4. Include `IMMUTA_INIT_ADDITIONAL_JARS_URI=dbfs:/path/to/code.jar` in the "Environment Variables" (where `dbfs:/path/to/code.jar` is the path to your jar) so that the jar is uploaded to all the cluster nodes.

## Caveats

* The user mapping works differently from notebooks because `spark-submit` clusters are not configured with access to the Databricks SCIM API. The cluster tags are read to get the cluster creator and match that user to an Immuta user.

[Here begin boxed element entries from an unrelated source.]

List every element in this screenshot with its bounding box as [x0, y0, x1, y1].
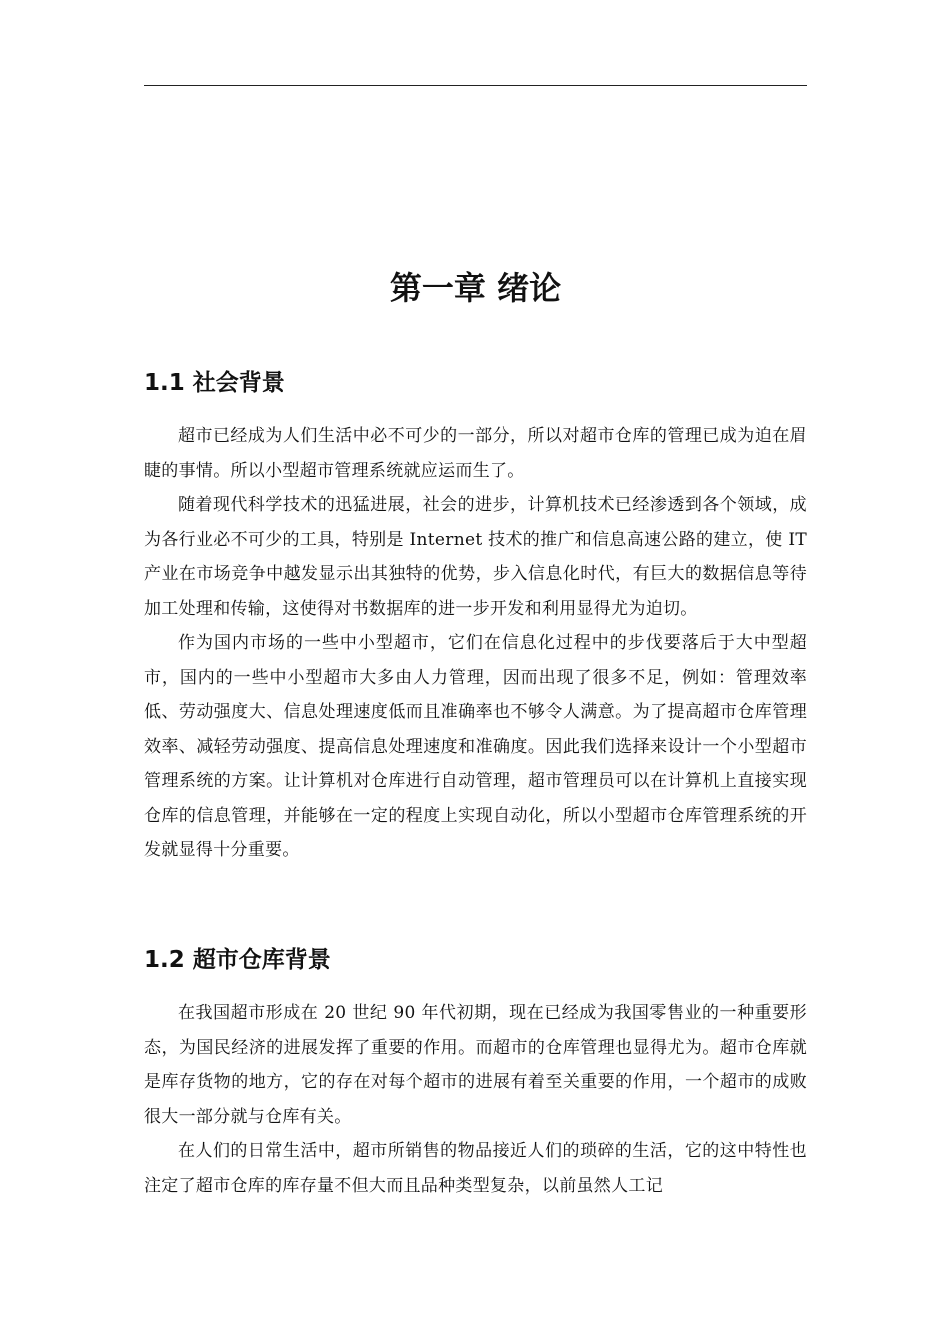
header-rule — [144, 85, 807, 86]
chapter-title: 第一章 绪论 — [389, 269, 562, 307]
body-paragraph: 在我国超市形成在 20 世纪 90 年代初期，现在已经成为我国零售业的一种重要形态，为国民经济的进展发挥了重要的作用。而超市的仓库管理也显得尤为。超市仓库就是库存货物的地方，它的存在对每个超市的进展有着至关重要的作用，一个超市的成败很大一部分就与仓库有关。 — [144, 1003, 807, 1127]
body-paragraph: 随着现代科学技术的迅猛进展，社会的进步，计算机技术已经渗透到各个领域，成为各行业必不可少的工具，特别是 Internet 技术的推广和信息高速公路的建立，使 IT 产业在市场竞争中越发显示出其独特的优势，步入信息化时代，有巨大的数据信息等待加工处理和传输，这使得对书数据库的进一步开发和利用显得尤为迫切。 — [144, 495, 807, 619]
section-body-social-background — [144, 419, 807, 868]
body-paragraph: 作为国内市场的一些中小型超市，它们在信息化过程中的步伐要落后于大中型超市，国内的一些中小型超市大多由人力管理，因而出现了很多不足，例如：管理效率低、劳动强度大、信息处理速度低而且准确率也不够令人满意。为了提高超市仓库管理效率、减轻劳动强度、提高信息处理速度和准确度。因此我们选择来设计一个小型超市管理系统的方案。让计算机对仓库进行自动管理，超市管理员可以在计算机上直接实现仓库的信息管理，并能够在一定的程度上实现自动化，所以小型超市仓库管理系统的开发就显得十分重要。 — [144, 633, 807, 860]
section-heading-warehouse-background: 1.2 超市仓库背景 — [144, 947, 331, 973]
body-paragraph: 超市已经成为人们生活中必不可少的一部分，所以对超市仓库的管理已成为迫在眉睫的事情。所以小型超市管理系统就应运而生了。 — [144, 426, 807, 481]
section-body-warehouse-background — [144, 996, 807, 1203]
section-heading-social-background: 1.1 社会背景 — [144, 370, 285, 396]
body-paragraph: 在人们的日常生活中，超市所销售的物品接近人们的琐碎的生活，它的这中特性也注定了超市仓库的库存量不但大而且品种类型复杂，以前虽然人工记 — [144, 1141, 807, 1196]
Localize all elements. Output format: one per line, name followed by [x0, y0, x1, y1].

* Privileged users (Databricks admins and allowlisted users) must be tied to an Immuta user and given access through Immuta to access data through `spark-submit` jobs because the setting `immuta.spark.acl.assume.not.privileged="true"` is used.
* There is an option of using the `immuta.api.key` setting with an Immuta API key generated on the Immuta profile page.
* Currently when an API key is generated it invalidates the previous key. This can cause issues if a user is using multiple clusters in parallel, since each cluster will generate a new API key for that Immuta user. To avoid these issues, manually generate the API key in Immuta and set the `immuta.api.key` on all the clusters or use a specified job user for the submit job.